There are 1.01325 bars in 1 atmosphere.
Is this converter free and private?
Yes. It runs entirely in your browser, so your inputs never leave your device, there is no sign-up, and it works offline once loaded.
Are the conversions exact?
Conversions use internationally defined factors and are exact where the definitions are exact (for example, 1 inch = 2.54 cm). Displayed results are rounded for readability.

People also ask

Is 1 bar the same as 1 atmosphere?
No, but they are very close. 1 bar equals 0.9869233 atm, which is about 1.3% less than one standard atmosphere; conversely 1 atm equals 1.01325 bar.
How do I convert 2 bar to atm?
Multiply by 0.9869233, so 2 bar = 1.9738466 atm, or roughly 1.97 atm.
What is the exact conversion factor from bar to atm?
1 bar = 0.9869233 atm. This comes from the exact definitions: 1 bar = 100,000 Pa and 1 standard atmosphere = 101,325 Pa, so 100000 / 101325 = 0.9869233.
How many atmospheres is 10 bar?
10 bar equals 9.869233 atm. Each bar is just under one atmosphere, so 10 bar lands a bit short of 10 atm.

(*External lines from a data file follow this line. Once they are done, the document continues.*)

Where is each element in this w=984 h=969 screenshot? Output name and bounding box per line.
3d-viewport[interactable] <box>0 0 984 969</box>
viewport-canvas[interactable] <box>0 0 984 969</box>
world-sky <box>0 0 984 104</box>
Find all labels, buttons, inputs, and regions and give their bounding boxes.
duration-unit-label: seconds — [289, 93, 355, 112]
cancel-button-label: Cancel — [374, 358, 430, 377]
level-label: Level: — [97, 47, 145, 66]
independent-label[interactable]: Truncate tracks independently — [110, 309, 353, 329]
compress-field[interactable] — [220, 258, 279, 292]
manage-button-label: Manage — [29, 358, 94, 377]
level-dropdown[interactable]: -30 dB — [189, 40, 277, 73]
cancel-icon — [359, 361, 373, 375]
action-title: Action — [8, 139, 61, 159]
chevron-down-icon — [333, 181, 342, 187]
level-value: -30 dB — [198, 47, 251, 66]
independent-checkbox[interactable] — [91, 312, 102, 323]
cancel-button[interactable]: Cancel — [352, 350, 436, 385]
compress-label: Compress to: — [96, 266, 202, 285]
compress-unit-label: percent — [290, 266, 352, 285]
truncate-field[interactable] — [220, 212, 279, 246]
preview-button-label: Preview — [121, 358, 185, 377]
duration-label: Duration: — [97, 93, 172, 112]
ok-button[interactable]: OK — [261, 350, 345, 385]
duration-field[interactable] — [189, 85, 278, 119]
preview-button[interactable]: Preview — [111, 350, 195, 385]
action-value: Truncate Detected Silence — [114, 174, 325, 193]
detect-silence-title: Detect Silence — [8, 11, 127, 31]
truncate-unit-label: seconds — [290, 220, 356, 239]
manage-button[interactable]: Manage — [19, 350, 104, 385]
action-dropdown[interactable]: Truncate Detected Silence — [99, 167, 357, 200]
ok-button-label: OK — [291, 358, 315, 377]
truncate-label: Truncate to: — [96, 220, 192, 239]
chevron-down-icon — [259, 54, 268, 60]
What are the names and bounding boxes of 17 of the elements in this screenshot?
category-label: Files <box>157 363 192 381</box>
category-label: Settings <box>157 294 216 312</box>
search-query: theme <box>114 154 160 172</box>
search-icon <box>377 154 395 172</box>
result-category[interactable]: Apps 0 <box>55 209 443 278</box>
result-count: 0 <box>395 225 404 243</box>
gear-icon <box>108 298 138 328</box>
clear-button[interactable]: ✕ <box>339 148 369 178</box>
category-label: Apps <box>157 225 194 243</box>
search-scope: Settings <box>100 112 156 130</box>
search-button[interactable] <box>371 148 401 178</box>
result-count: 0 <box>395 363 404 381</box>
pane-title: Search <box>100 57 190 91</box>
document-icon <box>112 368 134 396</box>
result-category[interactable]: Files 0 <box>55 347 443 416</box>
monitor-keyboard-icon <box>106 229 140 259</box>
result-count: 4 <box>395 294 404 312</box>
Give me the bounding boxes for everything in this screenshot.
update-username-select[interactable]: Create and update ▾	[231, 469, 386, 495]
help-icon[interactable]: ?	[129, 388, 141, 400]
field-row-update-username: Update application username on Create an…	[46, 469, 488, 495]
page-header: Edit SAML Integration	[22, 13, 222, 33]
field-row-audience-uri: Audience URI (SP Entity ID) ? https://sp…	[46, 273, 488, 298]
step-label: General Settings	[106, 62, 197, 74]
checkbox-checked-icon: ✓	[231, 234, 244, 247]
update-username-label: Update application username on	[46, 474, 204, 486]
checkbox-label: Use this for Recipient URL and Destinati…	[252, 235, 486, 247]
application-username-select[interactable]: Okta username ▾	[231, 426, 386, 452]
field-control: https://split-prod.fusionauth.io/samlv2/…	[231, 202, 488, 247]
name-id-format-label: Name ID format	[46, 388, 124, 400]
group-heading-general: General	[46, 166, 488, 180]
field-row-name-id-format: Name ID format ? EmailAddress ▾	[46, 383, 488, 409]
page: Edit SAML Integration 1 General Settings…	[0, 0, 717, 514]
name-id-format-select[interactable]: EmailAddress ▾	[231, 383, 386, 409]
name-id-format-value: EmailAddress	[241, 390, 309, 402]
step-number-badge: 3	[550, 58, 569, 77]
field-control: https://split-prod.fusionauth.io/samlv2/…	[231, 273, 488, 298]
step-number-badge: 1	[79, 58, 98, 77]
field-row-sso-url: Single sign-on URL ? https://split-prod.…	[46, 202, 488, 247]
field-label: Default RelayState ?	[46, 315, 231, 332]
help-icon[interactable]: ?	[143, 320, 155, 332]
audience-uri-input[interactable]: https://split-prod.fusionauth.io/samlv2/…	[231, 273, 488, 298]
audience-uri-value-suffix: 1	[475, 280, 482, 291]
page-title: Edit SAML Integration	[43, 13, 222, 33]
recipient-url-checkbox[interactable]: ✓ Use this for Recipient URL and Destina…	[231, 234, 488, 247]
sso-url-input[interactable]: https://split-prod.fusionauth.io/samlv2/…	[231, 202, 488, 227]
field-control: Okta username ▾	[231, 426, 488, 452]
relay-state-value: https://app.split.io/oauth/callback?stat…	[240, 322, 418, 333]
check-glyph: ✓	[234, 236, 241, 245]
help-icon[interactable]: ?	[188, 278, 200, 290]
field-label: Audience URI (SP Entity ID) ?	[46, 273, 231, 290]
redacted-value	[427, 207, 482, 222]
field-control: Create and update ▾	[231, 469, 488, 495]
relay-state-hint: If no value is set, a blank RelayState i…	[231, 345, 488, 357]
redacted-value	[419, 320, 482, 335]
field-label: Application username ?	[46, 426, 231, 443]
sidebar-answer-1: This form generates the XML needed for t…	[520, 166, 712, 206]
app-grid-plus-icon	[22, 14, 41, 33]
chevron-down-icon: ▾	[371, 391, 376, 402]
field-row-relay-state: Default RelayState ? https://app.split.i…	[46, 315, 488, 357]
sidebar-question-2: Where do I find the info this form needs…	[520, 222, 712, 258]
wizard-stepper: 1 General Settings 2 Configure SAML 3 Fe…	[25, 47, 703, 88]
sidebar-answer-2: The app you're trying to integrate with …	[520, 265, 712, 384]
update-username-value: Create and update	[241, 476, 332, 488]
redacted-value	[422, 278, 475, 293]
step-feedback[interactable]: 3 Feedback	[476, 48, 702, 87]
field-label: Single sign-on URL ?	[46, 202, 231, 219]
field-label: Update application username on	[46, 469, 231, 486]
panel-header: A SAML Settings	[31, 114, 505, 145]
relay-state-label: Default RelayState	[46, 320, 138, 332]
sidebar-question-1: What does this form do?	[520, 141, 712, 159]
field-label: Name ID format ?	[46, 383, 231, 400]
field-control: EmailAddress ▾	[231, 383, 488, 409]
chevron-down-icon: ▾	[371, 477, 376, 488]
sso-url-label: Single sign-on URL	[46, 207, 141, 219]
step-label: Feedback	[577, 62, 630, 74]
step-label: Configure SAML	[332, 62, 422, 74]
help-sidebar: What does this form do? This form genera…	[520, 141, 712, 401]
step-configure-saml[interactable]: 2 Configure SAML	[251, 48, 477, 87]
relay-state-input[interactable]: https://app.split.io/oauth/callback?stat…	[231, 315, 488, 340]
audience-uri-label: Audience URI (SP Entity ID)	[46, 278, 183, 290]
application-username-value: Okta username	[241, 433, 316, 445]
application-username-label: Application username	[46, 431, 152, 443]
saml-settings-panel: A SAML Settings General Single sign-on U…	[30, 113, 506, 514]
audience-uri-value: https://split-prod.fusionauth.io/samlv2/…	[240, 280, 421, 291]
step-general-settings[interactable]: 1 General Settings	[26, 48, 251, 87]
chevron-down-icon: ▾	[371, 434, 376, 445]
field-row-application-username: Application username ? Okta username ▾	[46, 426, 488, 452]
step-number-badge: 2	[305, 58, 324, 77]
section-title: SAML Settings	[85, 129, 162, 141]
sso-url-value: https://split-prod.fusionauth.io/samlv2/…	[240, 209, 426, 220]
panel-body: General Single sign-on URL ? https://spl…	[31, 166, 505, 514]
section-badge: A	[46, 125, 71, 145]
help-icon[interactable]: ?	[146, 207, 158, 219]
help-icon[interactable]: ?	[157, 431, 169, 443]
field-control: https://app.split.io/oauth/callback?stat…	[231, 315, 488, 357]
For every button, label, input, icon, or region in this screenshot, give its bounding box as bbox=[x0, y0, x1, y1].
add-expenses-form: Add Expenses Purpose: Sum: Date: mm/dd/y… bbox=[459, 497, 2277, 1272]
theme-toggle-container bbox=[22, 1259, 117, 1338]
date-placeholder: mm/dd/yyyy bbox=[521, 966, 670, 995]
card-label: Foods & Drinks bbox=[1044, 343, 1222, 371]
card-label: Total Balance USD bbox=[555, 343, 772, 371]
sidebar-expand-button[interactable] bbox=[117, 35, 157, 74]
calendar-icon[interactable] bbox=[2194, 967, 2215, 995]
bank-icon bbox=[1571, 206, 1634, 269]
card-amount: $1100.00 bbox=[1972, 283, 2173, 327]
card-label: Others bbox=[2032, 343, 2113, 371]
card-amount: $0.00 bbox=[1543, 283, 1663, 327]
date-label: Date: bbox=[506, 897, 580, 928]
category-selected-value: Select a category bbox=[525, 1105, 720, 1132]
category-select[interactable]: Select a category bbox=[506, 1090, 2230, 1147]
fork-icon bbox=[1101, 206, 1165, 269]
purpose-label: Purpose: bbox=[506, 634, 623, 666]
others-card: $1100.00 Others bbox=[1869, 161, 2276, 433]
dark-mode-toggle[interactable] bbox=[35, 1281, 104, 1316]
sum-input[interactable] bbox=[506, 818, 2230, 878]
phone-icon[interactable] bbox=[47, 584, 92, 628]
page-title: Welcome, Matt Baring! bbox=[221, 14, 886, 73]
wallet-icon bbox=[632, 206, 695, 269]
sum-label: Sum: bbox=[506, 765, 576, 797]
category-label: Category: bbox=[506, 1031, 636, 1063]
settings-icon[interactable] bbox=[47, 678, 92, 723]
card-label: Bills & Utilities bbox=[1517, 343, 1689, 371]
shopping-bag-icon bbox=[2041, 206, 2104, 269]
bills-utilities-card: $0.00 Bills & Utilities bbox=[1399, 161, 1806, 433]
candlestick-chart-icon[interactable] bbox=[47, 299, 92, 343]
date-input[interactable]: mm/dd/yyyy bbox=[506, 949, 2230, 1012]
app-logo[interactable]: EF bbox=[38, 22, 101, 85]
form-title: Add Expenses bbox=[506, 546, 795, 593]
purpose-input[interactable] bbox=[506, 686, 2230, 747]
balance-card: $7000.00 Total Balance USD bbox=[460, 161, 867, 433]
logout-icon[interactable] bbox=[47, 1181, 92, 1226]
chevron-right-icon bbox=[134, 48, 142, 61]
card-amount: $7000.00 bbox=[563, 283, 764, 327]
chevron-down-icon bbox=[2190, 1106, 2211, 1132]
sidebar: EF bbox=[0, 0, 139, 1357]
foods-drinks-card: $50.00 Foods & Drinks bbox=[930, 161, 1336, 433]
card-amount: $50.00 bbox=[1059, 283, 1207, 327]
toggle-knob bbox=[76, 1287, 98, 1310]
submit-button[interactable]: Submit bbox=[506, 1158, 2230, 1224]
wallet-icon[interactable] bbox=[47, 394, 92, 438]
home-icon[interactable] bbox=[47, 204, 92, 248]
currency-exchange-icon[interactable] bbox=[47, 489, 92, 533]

Why is an atmosphere slightly more than a bar?
Because the standard atmosphere was fixed at 101,325 pascals to match typical sea-level air pressure, while the bar was defined as a round 100,000 pascals. The atmosphere is therefore 1,325 Pa (about 1.3%) larger.
Should I use bar or atm for scuba diving pressure?
Diving and most European gauges use bar, where every 10 metres of seawater adds about 1 bar. Since 1 bar is 0.9869 atm, divers often treat bar and atmospheres as practically interchangeable for depth estimates.
How do I convert atm back to bar?
Multiply atmospheres by 1.01325. For example, 3 atm = 3.03975 bar. This is the reciprocal of the bar-to-atm factor of 0.9869233.
Is the bar-to-atm conversion exact?
Yes. Both units are defined exactly in pascals (100,000 Pa and 101,325 Pa), so the ratio 0.9869233 is exact, though displayed results are usually rounded for readability.